A Really Good Day(22)
In the federal system, sentences are not left to the discretion of judges. They are calculated in accordance with the Federal Sentencing Guidelines, promulgated by the United States Sentencing Commission. Before the Sentencing Guidelines, a defendant’s sentence depended in large part on the judge to whom his case was assigned. End up in the court of a judge with a capacity for empathy and you might walk away with probation. Be assigned a hard-ass and you might spend the rest of your life in jail. And guess whom the hard-asses were most likely to punish? Race and class bias were rampant under that system. By removing judicial discretion, the Sentencing Guidelines and the mandatory minimum sentences for drug crimes passed by Congress were intended to rid the system of sentencing disparities. Instead of a judge’s individual assessment of a case, a crime, or a defendant, the Sentencing Guidelines and mandatory minimums require that charges and sentences be determined primarily by a single factor: the quantity of drugs bought or sold.

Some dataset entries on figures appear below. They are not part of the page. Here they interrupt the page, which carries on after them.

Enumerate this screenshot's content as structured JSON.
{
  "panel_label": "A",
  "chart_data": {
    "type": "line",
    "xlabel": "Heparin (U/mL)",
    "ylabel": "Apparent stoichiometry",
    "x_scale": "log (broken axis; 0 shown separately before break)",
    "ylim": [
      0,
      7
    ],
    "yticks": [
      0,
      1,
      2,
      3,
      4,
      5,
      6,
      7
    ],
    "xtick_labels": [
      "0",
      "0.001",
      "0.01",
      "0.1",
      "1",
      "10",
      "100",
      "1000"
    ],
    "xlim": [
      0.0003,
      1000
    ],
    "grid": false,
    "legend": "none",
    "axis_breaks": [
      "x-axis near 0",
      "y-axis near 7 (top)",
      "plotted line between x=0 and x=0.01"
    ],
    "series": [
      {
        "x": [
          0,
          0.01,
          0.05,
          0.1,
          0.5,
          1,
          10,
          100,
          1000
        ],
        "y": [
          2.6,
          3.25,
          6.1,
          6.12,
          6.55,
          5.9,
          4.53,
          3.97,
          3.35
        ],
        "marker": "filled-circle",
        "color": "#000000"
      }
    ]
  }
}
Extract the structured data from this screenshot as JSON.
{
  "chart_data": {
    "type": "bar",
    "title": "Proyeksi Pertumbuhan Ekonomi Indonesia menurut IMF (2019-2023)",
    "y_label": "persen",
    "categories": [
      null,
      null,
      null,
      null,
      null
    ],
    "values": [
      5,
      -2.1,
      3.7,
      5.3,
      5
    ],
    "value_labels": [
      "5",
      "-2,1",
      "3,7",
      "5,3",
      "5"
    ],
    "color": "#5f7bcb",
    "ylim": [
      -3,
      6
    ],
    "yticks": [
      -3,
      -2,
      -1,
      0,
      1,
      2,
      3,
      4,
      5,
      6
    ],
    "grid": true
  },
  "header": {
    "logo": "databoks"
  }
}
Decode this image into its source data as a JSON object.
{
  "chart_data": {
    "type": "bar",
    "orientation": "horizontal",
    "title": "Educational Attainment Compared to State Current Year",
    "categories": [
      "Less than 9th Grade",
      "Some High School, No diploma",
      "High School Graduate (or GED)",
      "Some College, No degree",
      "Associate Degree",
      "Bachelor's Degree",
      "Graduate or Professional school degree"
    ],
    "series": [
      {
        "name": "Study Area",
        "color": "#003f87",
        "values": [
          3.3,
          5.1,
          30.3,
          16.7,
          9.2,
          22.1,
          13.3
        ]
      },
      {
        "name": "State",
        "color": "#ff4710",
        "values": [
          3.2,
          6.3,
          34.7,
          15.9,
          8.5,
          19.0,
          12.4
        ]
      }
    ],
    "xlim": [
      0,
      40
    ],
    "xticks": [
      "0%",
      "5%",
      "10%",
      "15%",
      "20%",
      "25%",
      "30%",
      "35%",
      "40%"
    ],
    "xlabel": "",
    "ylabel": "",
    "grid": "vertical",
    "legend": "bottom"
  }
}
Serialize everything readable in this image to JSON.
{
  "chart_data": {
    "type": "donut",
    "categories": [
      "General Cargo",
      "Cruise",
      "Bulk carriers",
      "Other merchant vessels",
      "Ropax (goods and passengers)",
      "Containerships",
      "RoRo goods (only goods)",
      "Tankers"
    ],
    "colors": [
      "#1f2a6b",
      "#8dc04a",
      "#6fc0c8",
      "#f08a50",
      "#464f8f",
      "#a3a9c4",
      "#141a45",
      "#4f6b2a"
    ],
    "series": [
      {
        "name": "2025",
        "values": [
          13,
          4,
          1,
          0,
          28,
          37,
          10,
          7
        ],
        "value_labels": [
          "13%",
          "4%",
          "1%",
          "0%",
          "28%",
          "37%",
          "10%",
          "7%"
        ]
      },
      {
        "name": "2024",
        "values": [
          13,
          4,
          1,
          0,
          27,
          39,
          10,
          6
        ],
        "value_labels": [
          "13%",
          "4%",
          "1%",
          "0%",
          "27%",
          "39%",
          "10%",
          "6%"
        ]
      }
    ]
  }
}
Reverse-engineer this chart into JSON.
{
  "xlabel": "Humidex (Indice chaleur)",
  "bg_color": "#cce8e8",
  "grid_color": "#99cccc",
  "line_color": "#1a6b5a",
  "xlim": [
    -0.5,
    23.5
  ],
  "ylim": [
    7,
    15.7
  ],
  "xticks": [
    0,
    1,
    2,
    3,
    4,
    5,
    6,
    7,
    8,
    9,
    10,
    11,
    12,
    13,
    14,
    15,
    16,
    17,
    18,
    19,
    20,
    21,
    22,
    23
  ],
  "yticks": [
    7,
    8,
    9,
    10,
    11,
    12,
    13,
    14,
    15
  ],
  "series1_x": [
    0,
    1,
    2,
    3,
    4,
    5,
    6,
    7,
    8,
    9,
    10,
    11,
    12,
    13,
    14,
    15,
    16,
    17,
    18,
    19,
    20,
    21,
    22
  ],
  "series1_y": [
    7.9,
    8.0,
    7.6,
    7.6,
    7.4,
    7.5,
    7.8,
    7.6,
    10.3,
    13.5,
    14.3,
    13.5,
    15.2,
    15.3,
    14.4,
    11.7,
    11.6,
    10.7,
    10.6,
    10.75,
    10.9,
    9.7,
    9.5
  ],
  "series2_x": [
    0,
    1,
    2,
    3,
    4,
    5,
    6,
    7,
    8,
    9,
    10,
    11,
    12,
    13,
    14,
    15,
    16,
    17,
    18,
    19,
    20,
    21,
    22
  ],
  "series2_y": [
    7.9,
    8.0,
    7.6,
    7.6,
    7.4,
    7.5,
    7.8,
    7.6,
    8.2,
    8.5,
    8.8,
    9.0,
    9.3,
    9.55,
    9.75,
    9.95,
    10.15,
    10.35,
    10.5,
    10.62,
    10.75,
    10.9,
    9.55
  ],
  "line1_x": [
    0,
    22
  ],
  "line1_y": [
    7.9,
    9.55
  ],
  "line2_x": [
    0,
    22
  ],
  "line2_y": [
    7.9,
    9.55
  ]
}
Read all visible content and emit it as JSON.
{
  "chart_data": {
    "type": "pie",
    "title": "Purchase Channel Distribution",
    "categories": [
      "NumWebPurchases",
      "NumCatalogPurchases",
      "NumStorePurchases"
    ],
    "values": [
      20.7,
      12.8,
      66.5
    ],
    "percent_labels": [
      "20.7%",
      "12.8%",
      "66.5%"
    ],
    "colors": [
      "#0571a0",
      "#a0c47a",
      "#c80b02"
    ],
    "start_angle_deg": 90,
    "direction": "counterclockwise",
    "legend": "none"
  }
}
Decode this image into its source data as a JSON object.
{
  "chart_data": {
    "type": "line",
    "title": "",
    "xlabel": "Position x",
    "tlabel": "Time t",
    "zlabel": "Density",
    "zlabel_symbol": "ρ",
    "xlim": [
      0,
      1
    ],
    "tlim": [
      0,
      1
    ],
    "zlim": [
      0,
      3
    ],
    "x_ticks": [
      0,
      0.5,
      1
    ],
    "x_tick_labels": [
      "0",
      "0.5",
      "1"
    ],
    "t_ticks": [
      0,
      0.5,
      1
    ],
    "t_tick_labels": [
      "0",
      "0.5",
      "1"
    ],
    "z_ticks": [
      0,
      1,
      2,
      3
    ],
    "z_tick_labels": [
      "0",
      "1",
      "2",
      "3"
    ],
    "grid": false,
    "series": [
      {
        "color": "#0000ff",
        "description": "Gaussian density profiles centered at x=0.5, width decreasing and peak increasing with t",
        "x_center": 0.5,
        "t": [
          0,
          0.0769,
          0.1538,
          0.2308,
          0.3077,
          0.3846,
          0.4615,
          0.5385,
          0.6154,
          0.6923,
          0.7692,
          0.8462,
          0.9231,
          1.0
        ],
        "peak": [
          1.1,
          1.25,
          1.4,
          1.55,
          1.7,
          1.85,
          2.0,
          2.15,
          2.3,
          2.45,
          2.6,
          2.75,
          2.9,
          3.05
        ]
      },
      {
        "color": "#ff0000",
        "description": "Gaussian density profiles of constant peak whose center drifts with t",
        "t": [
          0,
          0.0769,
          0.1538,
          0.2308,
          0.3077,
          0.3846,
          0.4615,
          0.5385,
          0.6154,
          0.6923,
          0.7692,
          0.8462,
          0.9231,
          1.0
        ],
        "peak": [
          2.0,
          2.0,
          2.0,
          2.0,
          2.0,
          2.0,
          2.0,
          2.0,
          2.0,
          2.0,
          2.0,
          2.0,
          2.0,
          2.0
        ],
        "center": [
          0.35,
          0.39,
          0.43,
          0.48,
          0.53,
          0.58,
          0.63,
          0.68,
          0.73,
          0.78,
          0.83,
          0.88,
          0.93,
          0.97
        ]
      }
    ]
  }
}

Back when I was a young federal defender, I carried with me a thick book, the Federal Sentencing Guidelines Manual, in which every federal crime was assigned a point value. (It was around six hundred pages and weighed about as much as a brick of cocaine with a street value of twenty-seven grand.) The point value for drug crimes was determined by consulting the “Drug Quantity Table.” The box of methamphetamine carried by my client weighed at least three kilograms, which carried a “Base Offense Level” of 36. The back half of the book contained adjustments for things like “Role in the Offense” and “Acceptance of Responsibility” (pleading guilty). The chapter on criminal history added points for every prior offense. Among the first things I did with every client was to add up the points of his crime and his criminal history, and then flip to the back page of the book, to a table that calculated exactly what sentence he could expect to receive. My client in the methamphetamine case had no criminal history at all, so his Base Offense Level was not adjusted higher for that. Still, because of the sheer quantity of the drugs in the box he had carried, he was subject to a sentence of between 188 and 235 months.
This systematized approach to sentencing is certainly rational. There should be consistency in sentencing; a defendant’s future should not depend on how the judicial assignment wheel is spun.*3 However, the idea that nothing about my client’s personal situation could make an impact on his sentence was infuriating. Here was a man who was of such limited intelligence that years ago he would have been called mentally retarded. He was set up by a wily, sophisticated informant who had purposely packed the box with enough drugs to trigger the massive penalty. What justice would be served by sentencing my client, who was a danger to no one other than himself, to more than fifteen years in jail?
Moreover, the Sentencing Guidelines and mandatory minimums have failed to accomplish their stated goals. True, they removed judicial discretion from the federal system, but there has been no reduction in bias. All that’s happened is that the bias of jurists with sufficient experience and, at least theoretically, wisdom to be appointed to the bench, has been replaced with that of prosecutors, who now determine, via their charging documents, what sentence a defendant faces. We have saved the system from the perils of the personalities of individuals appointed by the president and confirmed by the U.S. Senate and turned it over to the personalities of ambitious young lawyers, many of them right out of law school, and many of them perfectly incubated examples of wealth and privilege.
Things have improved somewhat since I was in practice. In 2005, the Supreme Court, in a case called United States v. Booker, ruled that the guidelines were not mandatory but advisory, and that judges can depart from the calculations if they so choose, though these departures still have to be “reasonable.” The Fair Sentencing Act of 2010 made changes to the mandatory minimum laws that might have allowed the judge in my client’s case to consider factors that could have mitigated his sentence, though the bulk of that law applies to crack cocaine, not methamphetamine. But back when I was taking my client’s case to trial, the judge had no discretion at all. Her sole job after the determination of guilt or innocence was to do some arithmetic and apply the sentence required by the answer.
We had had an excellent entrapment defense. I had assembled a mountain of evidence against the informant, a vicious and loathsome man with a history of entrapping first-time offenders, none of whom had ever committed crimes before he encouraged them to do so. My client had no criminal record, and was found by the government’s own expert witness to have an IQ of approximately 85, significantly below average. I was confident that I was going to win, so confident that when the assistant U.S. attorney called me the afternoon before trial, and asked me what I would have settled the case for had he initially offered a plea different from the Sentencing Guidelines range, I said, “Nothing more than two phone counts.”
A phone count is courthouse jargon for the offense of using a communications device in the commission of a crime. The maximum statutory penalty is four years. My client spoke to the informant a number of times over the phone. Those calls were recorded. If he were charged with communication crimes rather than with drug distribution, though the Sentencing Guidelines sentence would still be determined by the quantity of the drugs at issue in the case, the sentence would be capped at four years for each phone count. If my client pled guilty to those two counts, the judge would have no choice but to sentence him to a maximum of eight years instead of the fifteen to nearly twenty he was looking at.